A trust is a right of property held by one party for the benefit of another. This can include real property as well as personal property. The trustee holds the title to the property for the benefit of another person, the designated beneficiary. The trustee has financial duties and obligations owed to the beneficiary. Trusts are typically in writing but a trust may arise by operation of law where the court imposes a trust based upon the facts and equities of the situation. 

A living trust is an inter vivos trust meaning that it is a transfer of property during the lifetime of the settlor (creator) of the trust rather than upon his or her death. Often, a living trust is revocable meaning that the assets placed in the trust could be transferred back into the settlor’s under certain circumstances. The settlor decides which assets are to be included in the living trust. It is also very common for the settlor to name himself or herself as trustee such that control over the assets of the trust is retained. A successor trustee may also be named to take over in the event of the original trustee’s death or incapacity. The settlor may also name him or herself as beneficiary of the trust. A properly drafted living trust can allow someone to manage their property and get the benefit from it during their entire lifetime. It provides a means to help a disabled person to manage his or her affairs in the future while maintaining control as long as he or she is able.
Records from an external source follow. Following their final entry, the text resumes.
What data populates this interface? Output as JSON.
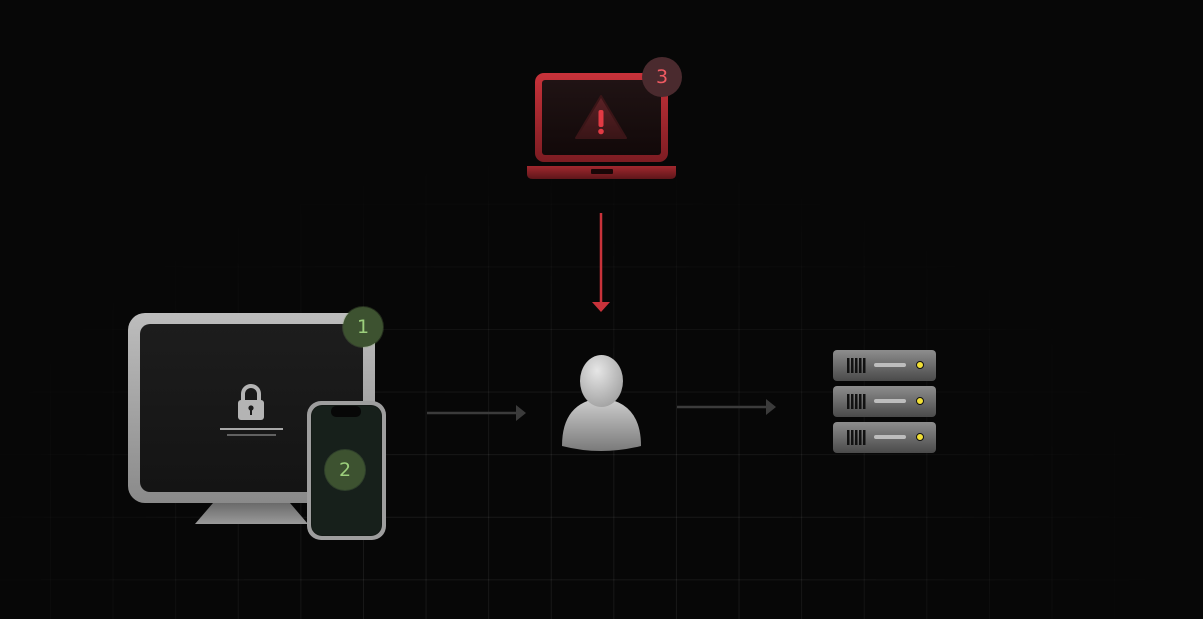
{
  "diagram": {
    "steps": [
      {
        "number": "1",
        "device": "desktop-monitor",
        "state": "locked",
        "color": "#3d5230"
      },
      {
        "number": "2",
        "device": "mobile-phone",
        "color": "#3d5230"
      },
      {
        "number": "3",
        "device": "laptop",
        "state": "warning",
        "color": "#4a2a2e"
      }
    ],
    "nodes": [
      "lock-icon",
      "user-icon",
      "server-icon",
      "warning-icon"
    ],
    "colors": {
      "background": "#070707",
      "alert_red": "#c8323a",
      "success_green": "#9ccf7c",
      "connector_gray": "#3b3b3b"
    }
  }
}
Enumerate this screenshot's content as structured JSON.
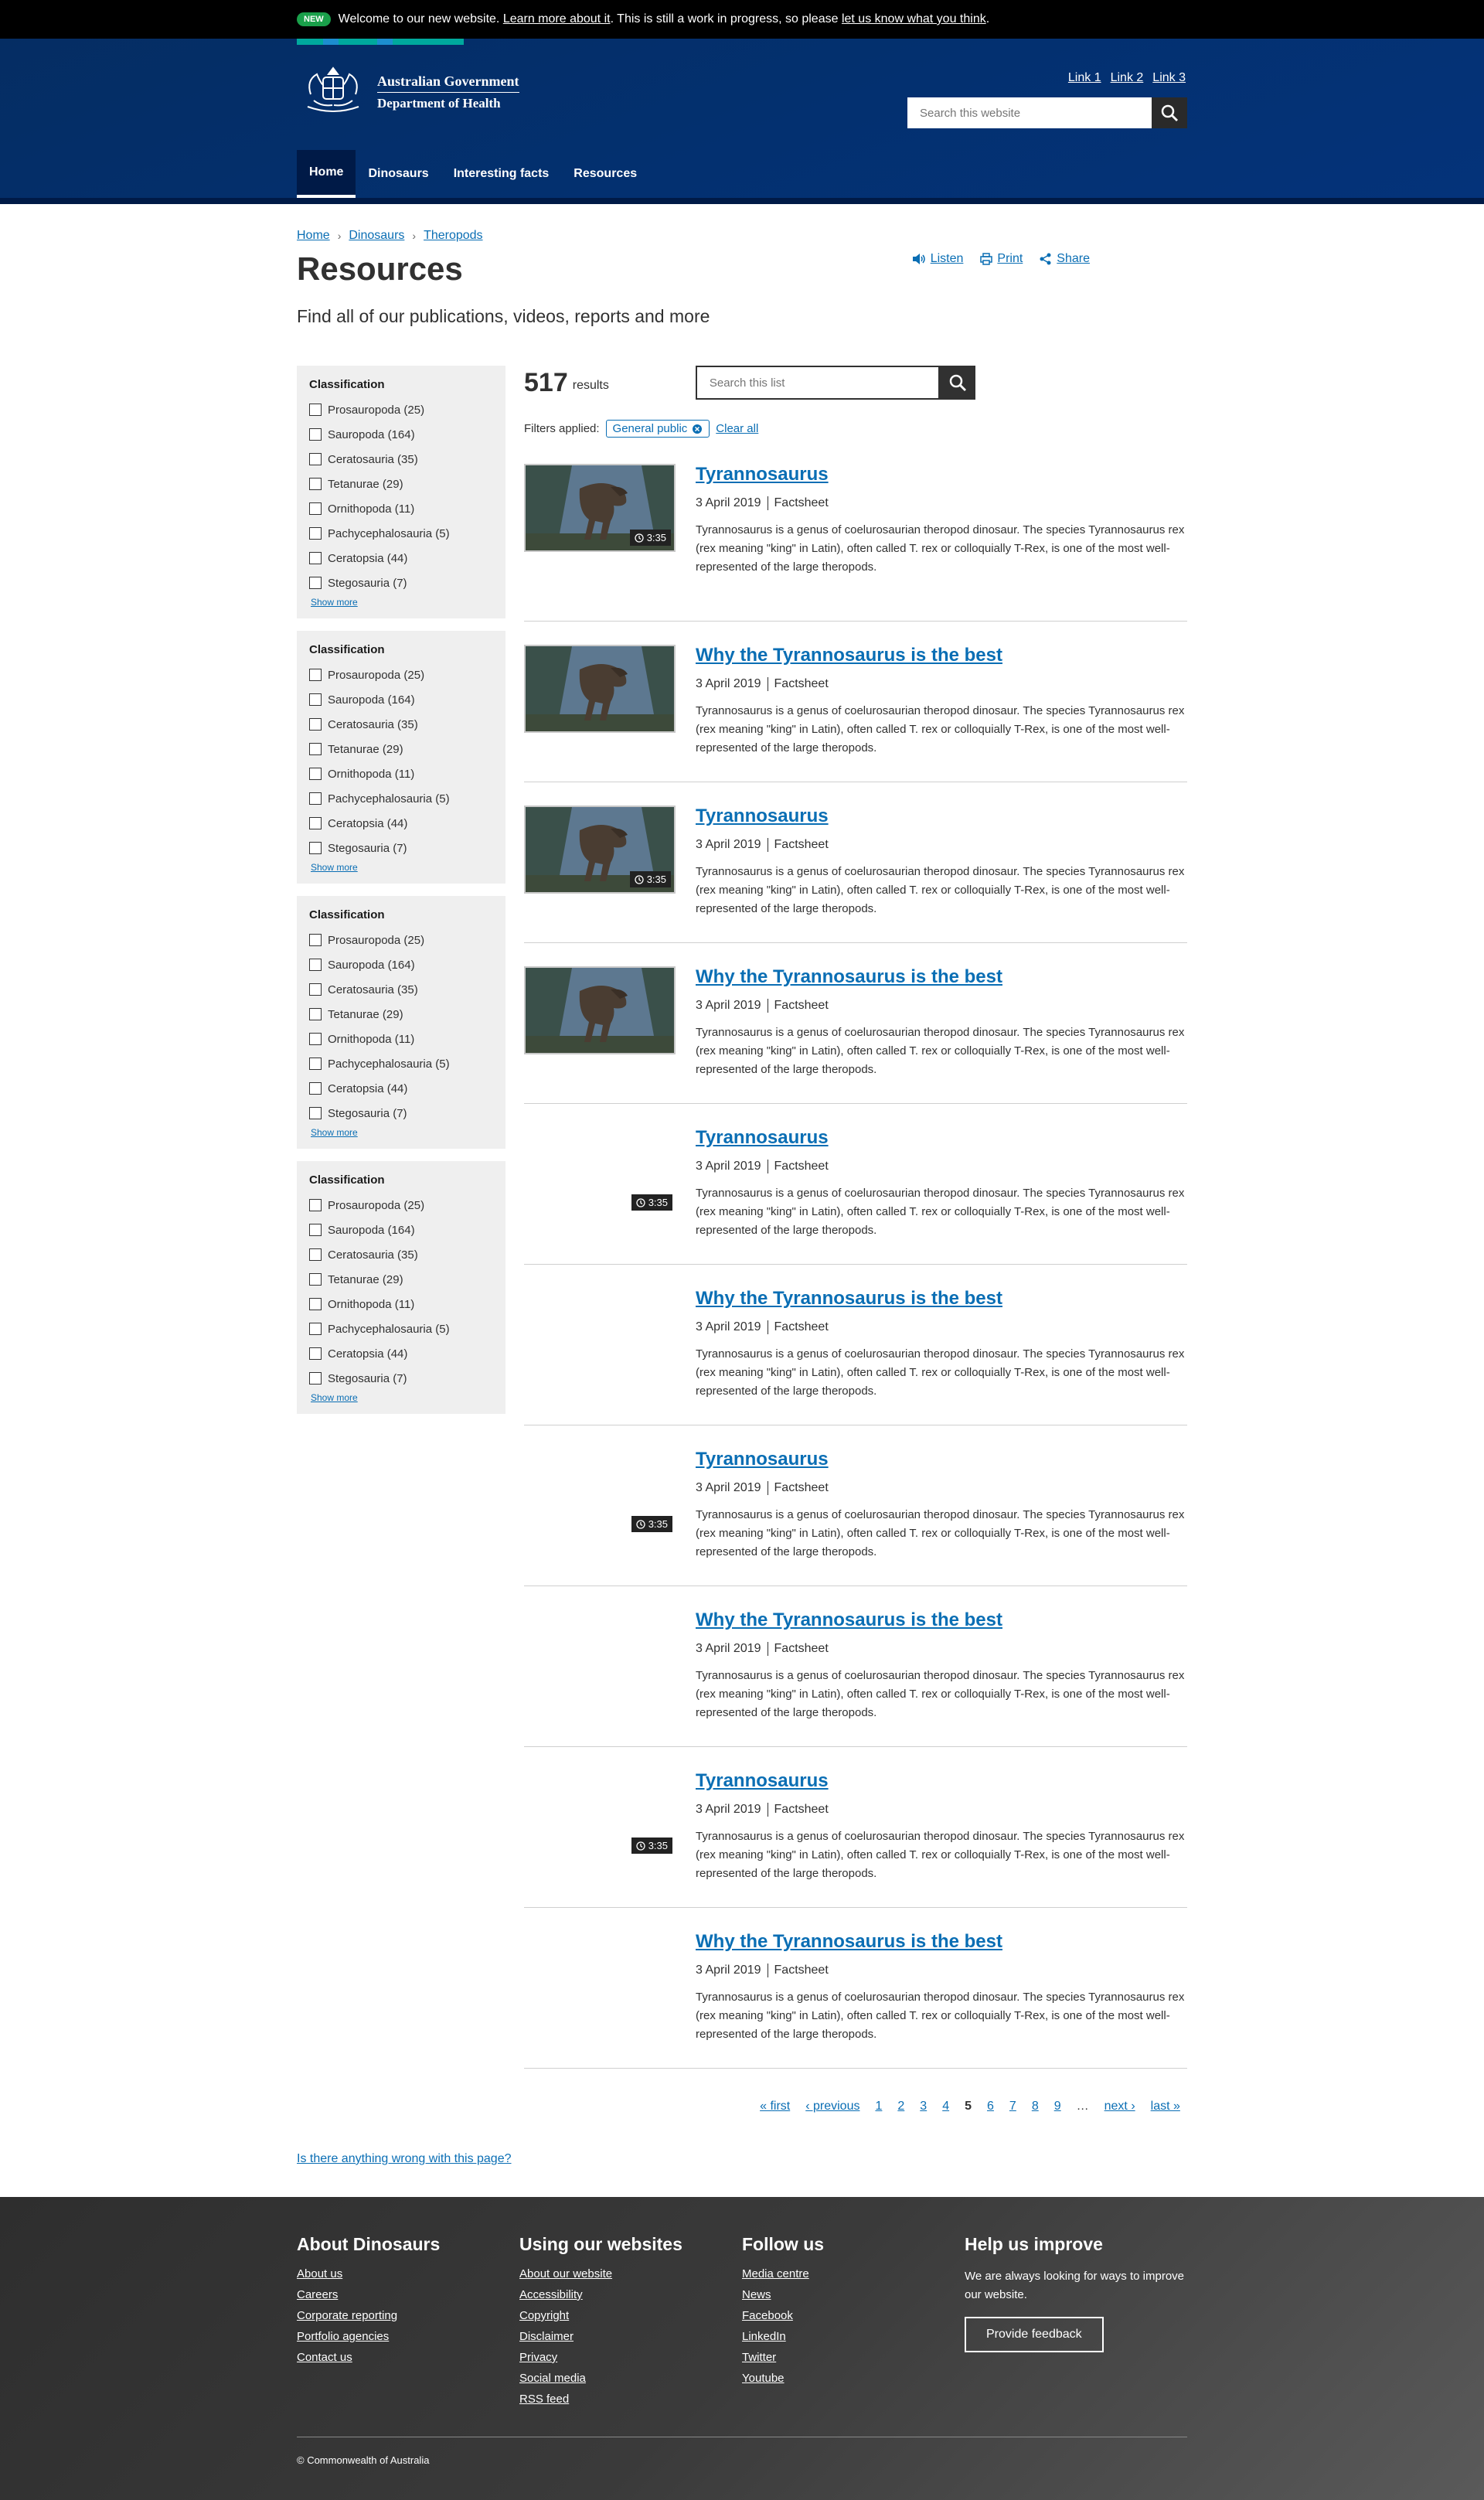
{
  "notice": {
    "badge": "NEW",
    "text1": "Welcome to our new website.",
    "link1": "Learn more about it",
    "text2": ". This is still a work in progress, so please",
    "link2": "let us know what you think",
    "text3": "."
  },
  "header": {
    "logo_line1": "Australian Government",
    "logo_line2": "Department of Health",
    "top_links": [
      "Link 1",
      "Link 2",
      "Link 3"
    ],
    "search_placeholder": "Search this website",
    "nav": [
      "Home",
      "Dinosaurs",
      "Interesting facts",
      "Resources"
    ],
    "strip_colors": [
      "#00a99d",
      "#1c8ecf",
      "#00a99d",
      "#1c8ecf",
      "#00a99d"
    ]
  },
  "breadcrumbs": [
    "Home",
    "Dinosaurs",
    "Theropods"
  ],
  "tools": [
    "Listen",
    "Print",
    "Share"
  ],
  "page": {
    "title": "Resources",
    "intro": "Find all of our publications, videos, reports and more"
  },
  "facets": [
    {
      "title": "Classification",
      "show_more": "Show more",
      "options": [
        "Prosauropoda (25)",
        "Sauropoda (164)",
        "Ceratosauria (35)",
        "Tetanurae (29)",
        "Ornithopoda (11)",
        "Pachycephalosauria (5)",
        "Ceratopsia (44)",
        "Stegosauria (7)"
      ]
    },
    {
      "title": "Classification",
      "show_more": "Show more",
      "options": [
        "Prosauropoda (25)",
        "Sauropoda (164)",
        "Ceratosauria (35)",
        "Tetanurae (29)",
        "Ornithopoda (11)",
        "Pachycephalosauria (5)",
        "Ceratopsia (44)",
        "Stegosauria (7)"
      ]
    },
    {
      "title": "Classification",
      "show_more": "Show more",
      "options": [
        "Prosauropoda (25)",
        "Sauropoda (164)",
        "Ceratosauria (35)",
        "Tetanurae (29)",
        "Ornithopoda (11)",
        "Pachycephalosauria (5)",
        "Ceratopsia (44)",
        "Stegosauria (7)"
      ]
    },
    {
      "title": "Classification",
      "show_more": "Show more",
      "options": [
        "Prosauropoda (25)",
        "Sauropoda (164)",
        "Ceratosauria (35)",
        "Tetanurae (29)",
        "Ornithopoda (11)",
        "Pachycephalosauria (5)",
        "Ceratopsia (44)",
        "Stegosauria (7)"
      ]
    }
  ],
  "results_header": {
    "count": "517",
    "count_label": "results",
    "search_placeholder": "Search this list",
    "filters_label": "Filters applied:",
    "chip": "General public",
    "clear": "Clear all"
  },
  "results": [
    {
      "title": "Tyrannosaurus",
      "date": "3 April 2019",
      "type": "Factsheet",
      "image": true,
      "duration": "3:35",
      "desc": "Tyrannosaurus is a genus of coelurosaurian theropod dinosaur. The species Tyrannosaurus rex (rex meaning \"king\" in Latin), often called T. rex or colloquially T-Rex, is one of the most well-represented of the large theropods."
    },
    {
      "title": "Why the Tyrannosaurus is the best",
      "date": "3 April 2019",
      "type": "Factsheet",
      "image": true,
      "duration": "",
      "desc": "Tyrannosaurus is a genus of coelurosaurian theropod dinosaur. The species Tyrannosaurus rex (rex meaning \"king\" in Latin), often called T. rex or colloquially T-Rex, is one of the most well-represented of the large theropods."
    },
    {
      "title": "Tyrannosaurus",
      "date": "3 April 2019",
      "type": "Factsheet",
      "image": true,
      "duration": "3:35",
      "desc": "Tyrannosaurus is a genus of coelurosaurian theropod dinosaur. The species Tyrannosaurus rex (rex meaning \"king\" in Latin), often called T. rex or colloquially T-Rex, is one of the most well-represented of the large theropods."
    },
    {
      "title": "Why the Tyrannosaurus is the best",
      "date": "3 April 2019",
      "type": "Factsheet",
      "image": true,
      "duration": "",
      "desc": "Tyrannosaurus is a genus of coelurosaurian theropod dinosaur. The species Tyrannosaurus rex (rex meaning \"king\" in Latin), often called T. rex or colloquially T-Rex, is one of the most well-represented of the large theropods."
    },
    {
      "title": "Tyrannosaurus",
      "date": "3 April 2019",
      "type": "Factsheet",
      "image": false,
      "duration": "3:35",
      "desc": "Tyrannosaurus is a genus of coelurosaurian theropod dinosaur. The species Tyrannosaurus rex (rex meaning \"king\" in Latin), often called T. rex or colloquially T-Rex, is one of the most well-represented of the large theropods."
    },
    {
      "title": "Why the Tyrannosaurus is the best",
      "date": "3 April 2019",
      "type": "Factsheet",
      "image": false,
      "duration": "",
      "desc": "Tyrannosaurus is a genus of coelurosaurian theropod dinosaur. The species Tyrannosaurus rex (rex meaning \"king\" in Latin), often called T. rex or colloquially T-Rex, is one of the most well-represented of the large theropods."
    },
    {
      "title": "Tyrannosaurus",
      "date": "3 April 2019",
      "type": "Factsheet",
      "image": false,
      "duration": "3:35",
      "desc": "Tyrannosaurus is a genus of coelurosaurian theropod dinosaur. The species Tyrannosaurus rex (rex meaning \"king\" in Latin), often called T. rex or colloquially T-Rex, is one of the most well-represented of the large theropods."
    },
    {
      "title": "Why the Tyrannosaurus is the best",
      "date": "3 April 2019",
      "type": "Factsheet",
      "image": false,
      "duration": "",
      "desc": "Tyrannosaurus is a genus of coelurosaurian theropod dinosaur. The species Tyrannosaurus rex (rex meaning \"king\" in Latin), often called T. rex or colloquially T-Rex, is one of the most well-represented of the large theropods."
    },
    {
      "title": "Tyrannosaurus",
      "date": "3 April 2019",
      "type": "Factsheet",
      "image": false,
      "duration": "3:35",
      "desc": "Tyrannosaurus is a genus of coelurosaurian theropod dinosaur. The species Tyrannosaurus rex (rex meaning \"king\" in Latin), often called T. rex or colloquially T-Rex, is one of the most well-represented of the large theropods."
    },
    {
      "title": "Why the Tyrannosaurus is the best",
      "date": "3 April 2019",
      "type": "Factsheet",
      "image": false,
      "duration": "",
      "desc": "Tyrannosaurus is a genus of coelurosaurian theropod dinosaur. The species Tyrannosaurus rex (rex meaning \"king\" in Latin), often called T. rex or colloquially T-Rex, is one of the most well-represented of the large theropods."
    }
  ],
  "pagination": {
    "first": "« first",
    "previous": "‹ previous",
    "pages": [
      "1",
      "2",
      "3",
      "4",
      "5",
      "6",
      "7",
      "8",
      "9"
    ],
    "current": "5",
    "ellipsis": "…",
    "next": "next ›",
    "last": "last »"
  },
  "feedback_link": "Is there anything wrong with this page?",
  "footer": {
    "cols": [
      {
        "title": "About Dinosaurs",
        "links": [
          "About us",
          "Careers",
          "Corporate reporting",
          "Portfolio agencies",
          "Contact us"
        ]
      },
      {
        "title": "Using our websites",
        "links": [
          "About our website",
          "Accessibility",
          "Copyright",
          "Disclaimer",
          "Privacy",
          "Social media",
          "RSS feed"
        ]
      },
      {
        "title": "Follow us",
        "links": [
          "Media centre",
          "News",
          "Facebook",
          "LinkedIn",
          "Twitter",
          "Youtube"
        ]
      }
    ],
    "improve_title": "Help us improve",
    "improve_text": "We are always looking for ways to improve our website.",
    "improve_button": "Provide feedback",
    "copyright": "© Commonwealth of Australia"
  }
}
After the living trust document is created and executed, any designated assets need to be transferred out of the settlor’s name and into the name of the trust. This means that real property deeds should be signed and recorded, vehicle titles reissued in the name of the trust, and funds placed into accounts owned by the trust. It is also recommended that the trust obtain an employer’s identification number for the trust from the Internal Revenue Service.
There are several benefits of holding assets in a living trust rather than just maintain ownership in an individual’s name. The complete details of the trust are rarely required to be disclosed except under extraordinary circumstances providing more privacy to both the settlor and the beneficiaries. Also the assets owned by the trust are not required to go through probate. This is particularly beneficial if the trust assets are located in more than one state. Going through probate court in more than one state can be very expensive and time consuming. Also selling or transferring stocks which are held in a living trust is much easier than those which are included in a probate estate.
Because a living trust is typically revocable, it provides little protection from creditors. It does not help the settlor cut his or her income tax or estate tax bill. It does not help qualify you nursing home care paid for by Medicaid. It does not protect you from disgruntled heirs. A living trust does not make a will unnecessary. You should consult an attorney for assistance and advice with your individual situation.